Sunday, August 15, 2010

Models' Right to Publicity

One of the most common question I get from models is: “I just found out someone is using photos of me without my permission…How can I make them stop?” The answer depends on how the photos are being used.

You have the right to control what products or services your image or persona is used to promote. This right is commonly referred to as your “right to publicity.” If your name, image, likeness and other unequivocal aspects of your personality is used to promote a product or service without your consent, you may have a cause of action under Florida law for invasion of privacy. The "right of publicity" is intended to assure an individual the right to own, protect, and commercially exploit his or her name, likeness, or persona. Florida generally categorizes the right as a personal right as part of your Right to Privacy and refers to the infringement of the right as the “Misappropriation of Identity”.

The Florida Statutes on the Right to Publicity haven’t changed much since they were first enacted over 60 years ago. Florida law prohibits the publication of an individual's name, photograph, or likeness for any commercial purpose without the individual's express written or oral consent. A person whose likeness is used without consent may bring an action to enjoin the unauthorized use and to recover damages for loss or injury sustained by the publication, including a reasonable royalty, and punitive damages. In some circumstance, if it can be shown that the misappropriation was egregious and done with malice, the statute allows for triple damages and attorney fees.

The law contains three specified exceptions. The first is the Public Interest exception. This exempts news paper, magazine, news broadcasts, some literary uses, and other news medium or publication as part of any bona fide news report or presentation having a current and legitimate public interest and where such name or likeness is not used for advertising purposes." So, no photo release is needed to include a picture of you where that picture becomes part of a news article. This concept is similar to the Copyright exception for “fair use”. This is also the exception that allows for the entire concept of paparazzi. The courts have ruled that Public Figures are entitled to less protection of the right to privacy due to the fact that their notoriety may create a genuine public interest in their activities.

Second, the law does not apply "in connection with the resale or other distribution of literary, musical or artistic productions or other articles of merchandise or property" when the person has consented to the initial use. This exception make sense when you consider situations where it may be applied. If a model agrees to be on a cd cover, I buy the cd and later pawn it, the pawn store doesn’t need a new release from to model to advertise the cd for sale in the original cd cover…common sense.

Finally, the statute does not apply to photographs of a person "solely as a member of the public" when the person is not named or otherwise identified with the use of such photograph. Photographing the general public without their consent is not seen as an invasion of privacy, as the Court has determined that you have not have an expectation of privacy when out in public. Therefore, pictures of you dancing at a night club, posted on the club’s website does not violate your right to publicity. However, if the picture includes a caption with your name, for instance, “Wendy Jones partying with our staff”, the use of your image is not covered by the exception because it identifies you and insinuates that you endorse the night club and/or its staff. Both the identification and the insinuated endorsement violates the exception.

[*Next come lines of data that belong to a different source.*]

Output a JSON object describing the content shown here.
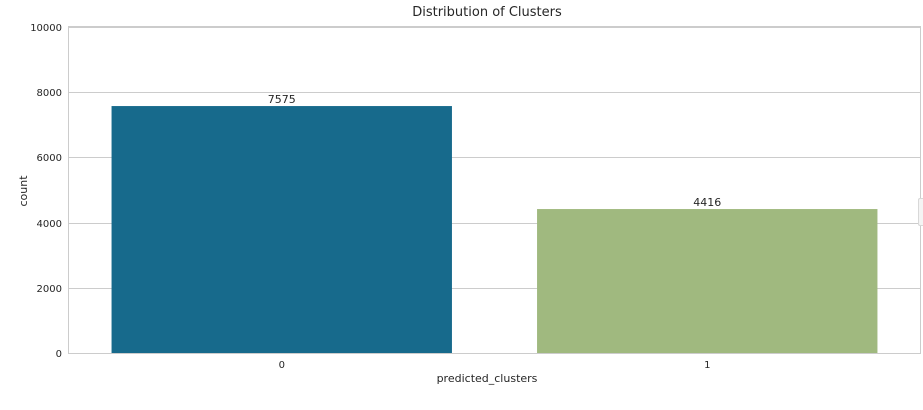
{
  "chart_data": {
    "type": "bar",
    "title": "Distribution of Clusters",
    "xlabel": "predicted_clusters",
    "ylabel": "count",
    "categories": [
      "0",
      "1"
    ],
    "values": [
      7575,
      4416
    ],
    "data_labels": [
      "7575",
      "4416"
    ],
    "ylim": [
      0,
      10000
    ],
    "yticks": [
      0,
      2000,
      4000,
      6000,
      8000,
      10000
    ],
    "ytick_labels": [
      "0",
      "2000",
      "4000",
      "6000",
      "8000",
      "10000"
    ],
    "colors": [
      "#176a8c",
      "#a0b97f"
    ],
    "grid": true,
    "legend": "none"
  }
}
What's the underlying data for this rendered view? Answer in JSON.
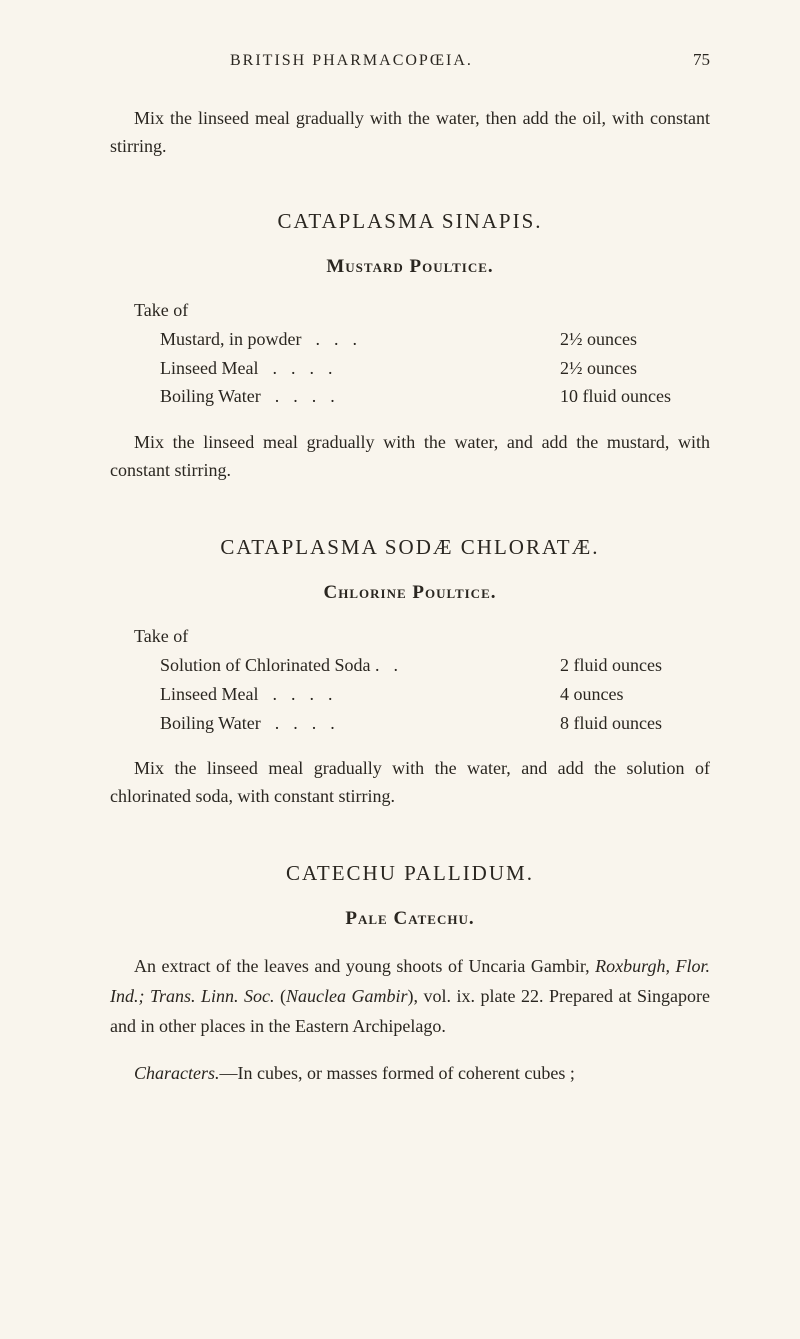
{
  "header": {
    "running_title": "BRITISH PHARMACOPŒIA.",
    "page_number": "75"
  },
  "intro_paragraph": "Mix the linseed meal gradually with the water, then add the oil, with constant stirring.",
  "sections": [
    {
      "title": "CATAPLASMA SINAPIS.",
      "subtitle": "Mustard Poultice.",
      "take_of": "Take of",
      "ingredients": [
        {
          "name": "Mustard, in powder",
          "dots": "...",
          "amount": "2½ ounces"
        },
        {
          "name": "Linseed Meal",
          "dots": "....",
          "amount": "2½ ounces"
        },
        {
          "name": "Boiling Water",
          "dots": "....",
          "amount": "10 fluid ounces"
        }
      ],
      "instruction": "Mix the linseed meal gradually with the water, and add the mustard, with constant stirring."
    },
    {
      "title": "CATAPLASMA SODÆ CHLORATÆ.",
      "subtitle": "Chlorine Poultice.",
      "take_of": "Take of",
      "ingredients": [
        {
          "name": "Solution of Chlorinated Soda .",
          "dots": ".",
          "amount": "2 fluid ounces"
        },
        {
          "name": "Linseed Meal",
          "dots": "....",
          "amount": "4 ounces"
        },
        {
          "name": "Boiling Water",
          "dots": "....",
          "amount": "8 fluid ounces"
        }
      ],
      "instruction": "Mix the linseed meal gradually with the water, and add the solution of chlorinated soda, with constant stirring."
    }
  ],
  "catechu": {
    "title": "CATECHU PALLIDUM.",
    "subtitle": "Pale Catechu.",
    "body_pre": "An extract of the leaves and young shoots of Uncaria Gambir, ",
    "body_ital1": "Roxburgh, Flor. Ind.; Trans. Linn. Soc.",
    "body_mid1": " (",
    "body_ital2": "Nauclea Gambir",
    "body_mid2": "), vol. ix. plate 22.   Prepared at Singapore and in other places in the Eastern Archipelago.",
    "characters_label": "Characters.",
    "characters_text": "—In cubes, or masses formed of coherent cubes ;"
  },
  "style": {
    "background_color": "#f9f5ed",
    "text_color": "#2a2620",
    "body_fontsize": 18,
    "title_fontsize": 21,
    "subtitle_fontsize": 19
  }
}
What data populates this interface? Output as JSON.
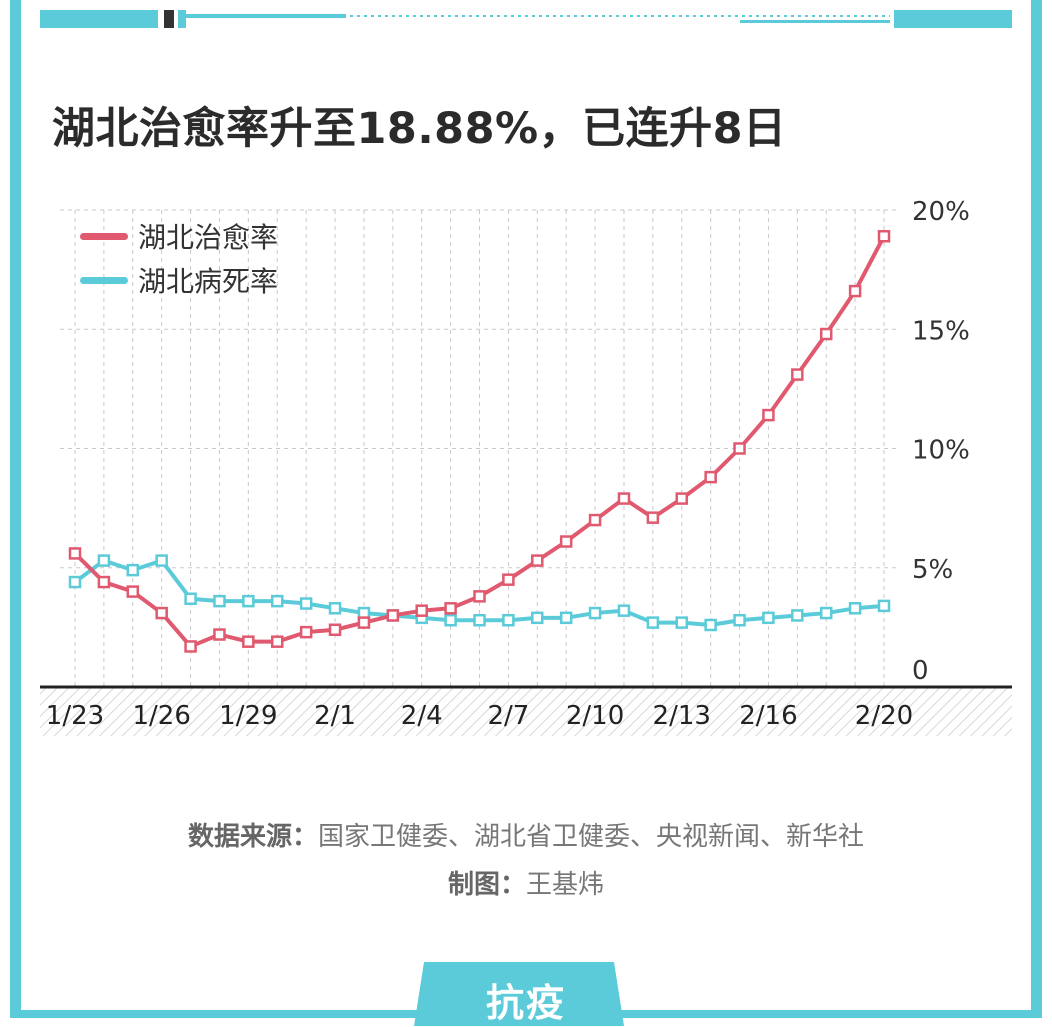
{
  "title": "湖北治愈率升至18.88%，已连升8日",
  "colors": {
    "accent": "#5bcbd9",
    "recovery": "#e0596e",
    "death": "#5bcbd9",
    "axis": "#222222",
    "grid": "#c8c8c8"
  },
  "chart_data": {
    "type": "line",
    "title": "",
    "xlabel": "",
    "ylabel": "",
    "ylim": [
      0,
      20
    ],
    "yticks": [
      "0",
      "5%",
      "10%",
      "15%",
      "20%"
    ],
    "ytick_values": [
      0,
      5,
      10,
      15,
      20
    ],
    "grid": true,
    "legend": "top-left",
    "x": [
      "1/23",
      "1/24",
      "1/25",
      "1/26",
      "1/27",
      "1/28",
      "1/29",
      "1/30",
      "1/31",
      "2/1",
      "2/2",
      "2/3",
      "2/4",
      "2/5",
      "2/6",
      "2/7",
      "2/8",
      "2/9",
      "2/10",
      "2/11",
      "2/12",
      "2/13",
      "2/14",
      "2/15",
      "2/16",
      "2/17",
      "2/18",
      "2/19",
      "2/20"
    ],
    "xtick_labels": [
      {
        "index": 0,
        "label": "1/23"
      },
      {
        "index": 3,
        "label": "1/26"
      },
      {
        "index": 6,
        "label": "1/29"
      },
      {
        "index": 9,
        "label": "2/1"
      },
      {
        "index": 12,
        "label": "2/4"
      },
      {
        "index": 15,
        "label": "2/7"
      },
      {
        "index": 18,
        "label": "2/10"
      },
      {
        "index": 21,
        "label": "2/13"
      },
      {
        "index": 24,
        "label": "2/16"
      },
      {
        "index": 28,
        "label": "2/20"
      }
    ],
    "series": [
      {
        "name": "湖北治愈率",
        "color": "#e0596e",
        "values": [
          5.6,
          4.4,
          4.0,
          3.1,
          1.7,
          2.2,
          1.9,
          1.9,
          2.3,
          2.4,
          2.7,
          3.0,
          3.2,
          3.3,
          3.8,
          4.5,
          5.3,
          6.1,
          7.0,
          7.9,
          7.1,
          7.9,
          8.8,
          10.0,
          11.4,
          13.1,
          14.8,
          16.6,
          18.9
        ]
      },
      {
        "name": "湖北病死率",
        "color": "#5bcbd9",
        "values": [
          4.4,
          5.3,
          4.9,
          5.3,
          3.7,
          3.6,
          3.6,
          3.6,
          3.5,
          3.3,
          3.1,
          3.0,
          2.9,
          2.8,
          2.8,
          2.8,
          2.9,
          2.9,
          3.1,
          3.2,
          2.7,
          2.7,
          2.6,
          2.8,
          2.9,
          3.0,
          3.1,
          3.3,
          3.4
        ]
      }
    ]
  },
  "source": {
    "label": "数据来源：",
    "text": "国家卫健委、湖北省卫健委、央视新闻、新华社"
  },
  "credit": {
    "label": "制图：",
    "text": "王基炜"
  },
  "tab_label": "抗疫"
}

Florida's statutory "right of publicity" is intended to assure an individual the right to own, protect, and commercially exploit his or her name and likeness, but in order to recover damages for the violation of this right, your image or persona must have been used to promote the products or services of another without your consent. This is referred to as the Direct Promotion Requirement.

However, quite often, the issue at hand is that a model has sat for photos with a photographer, perhaps posted those photos on the web to promote the photographer or the model herself, and someone “stole” the pictures and are now displaying them on their own website. As long as the photos are not being displayed in a manner that suggests that the model endorses the products or services of the offending website, there is probably no theft of publicity. The photographer, however, may have a Copyright infringement claim if he or she did not authorize the offending sight to copy his pictures. As a model, you have some control over how the photos are used, but the photographer is usually the holder of the Copyright for the photos he created, and therefore, he has control over IF the photos are use. If the photos are used without the photographer’s consent, he may have a Copyright claim regardless of whether the photos are used in a way that insinuates your endorsement of a product or service.

So, the answer to the question at hand is: If images of you are being used, without your permission, to endorse the product or services of another, your Right to Publicity has be infringed upon, and you may be able to recover damages and get injunctive relief; but if the use of your images does not imply your endorsement of specific goods or services, there will normally be no recourse for a model.